The main reason this can work out to your advantage is because the money that is passed through to the owners isn’t subject self-employment taxes because it is treated as passive income. This means you don’t have to pay Medicare and Social Security taxes on the profits from the company.
If you run a business as a sole proprietor under your own name or as a DBA, you’ll have to pay self-employment taxes on the money you make because it all shows up as your salary. By using a pass-through entity you can pay yourself a reasonable salary (which you’ll pay all the regular taxes on) and then take the rest of the profit out as investment income (which you won’t pay self-employment taxes on).
The two types of pass through corporations are Limited Liability Corporations and S Corporations. An S Corporation is similar to a regular corporation, but it is structured for smaller businesses. There are specific rules about who can own and S Corporation and the number of owners allowed. However, it can work quite well for a small to midsized business. Another advantage of an S Corporation is that it can easily be converted into a regular C Corporation.

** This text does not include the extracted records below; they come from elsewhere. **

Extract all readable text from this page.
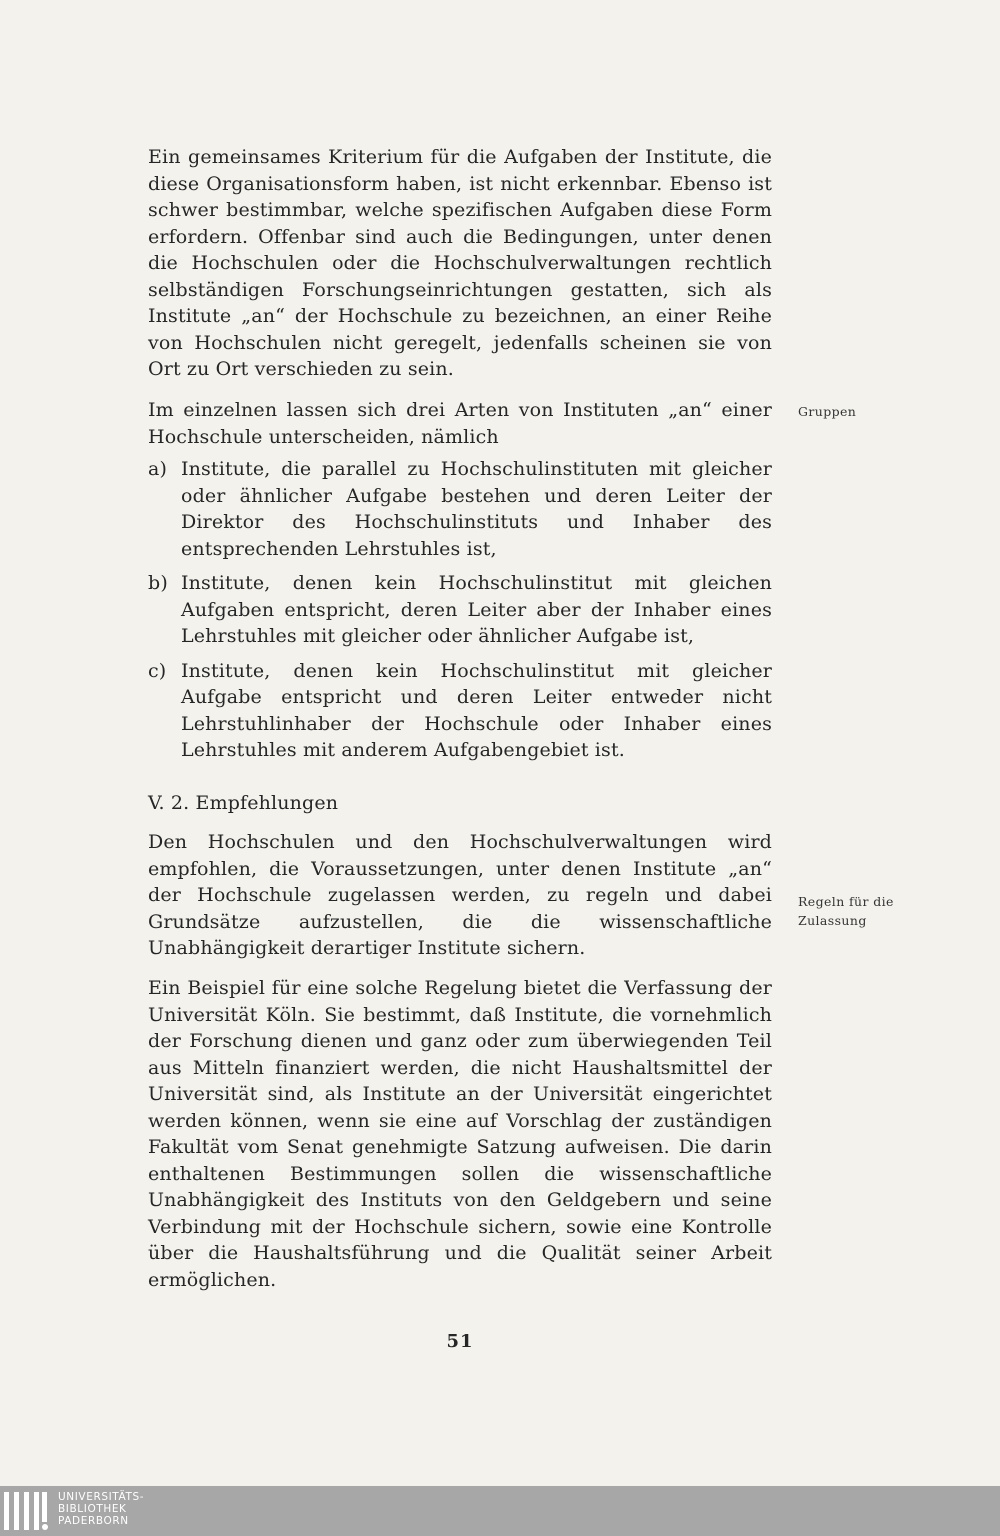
Ein gemeinsames Kriterium für die Aufgaben der Institute, die diese Organisationsform haben, ist nicht erkennbar. Ebenso ist schwer bestimmbar, welche spezifischen Aufgaben diese Form erfordern. Offenbar sind auch die Bedingungen, unter denen die Hochschulen oder die Hochschulverwaltungen rechtlich selbständigen Forschungseinrichtungen gestatten, sich als Institute „an“ der Hochschule zu bezeichnen, an einer Reihe von Hochschulen nicht geregelt, jedenfalls scheinen sie von Ort zu Ort verschieden zu sein.

Im einzelnen lassen sich drei Arten von Instituten „an“ einer Hochschule unterscheiden, nämlich

a) Institute, die parallel zu Hochschulinstituten mit gleicher oder ähnlicher Aufgabe bestehen und deren Leiter der Direktor des Hochschulinstituts und Inhaber des entsprechenden Lehrstuhles ist,
b) Institute, denen kein Hochschulinstitut mit gleichen Aufgaben entspricht, deren Leiter aber der Inhaber eines Lehrstuhles mit gleicher oder ähnlicher Aufgabe ist,
c) Institute, denen kein Hochschulinstitut mit gleicher Aufgabe entspricht und deren Leiter entweder nicht Lehrstuhlinhaber der Hochschule oder Inhaber eines Lehrstuhles mit anderem Aufgabengebiet ist.

V. 2. Empfehlungen

Den Hochschulen und den Hochschulverwaltungen wird empfohlen, die Voraussetzungen, unter denen Institute „an“ der Hochschule zugelassen werden, zu regeln und dabei Grundsätze aufzustellen, die die wissenschaftliche Unabhängigkeit derartiger Institute sichern.

Ein Beispiel für eine solche Regelung bietet die Verfassung der Universität Köln. Sie bestimmt, daß Institute, die vornehmlich der Forschung dienen und ganz oder zum überwiegenden Teil aus Mitteln finanziert werden, die nicht Haushaltsmittel der Universität sind, als Institute an der Universität eingerichtet werden können, wenn sie eine auf Vorschlag der zuständigen Fakultät vom Senat genehmigte Satzung aufweisen. Die darin enthaltenen Bestimmungen sollen die wissenschaftliche Unabhängigkeit des Instituts von den Geldgebern und seine Verbindung mit der Hochschule sichern, sowie eine Kontrolle über die Haushaltsführung und die Qualität seiner Arbeit ermöglichen.

Gruppen
Regeln für die
Zulassung
51
UNIVERSITÄTS-
BIBLIOTHEK
PADERBORN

LLCs are a newer type of corporate entity and they aren’t available in every state. Usually LLCs require less record keeping and fewer corporate formalities than a corporation. In many states the cost to file for an LLC is slightly higher than that of a corporation. LLCs allow you a bit more flexibility in how voting rights and ownership is assigned.
Pass through entities aren’t always the best choice. There are some restrictions placed on these types of organizations especially in the area of fringe benefits. As always it is best to talk with an experienced tax advisor in order to make the best choice.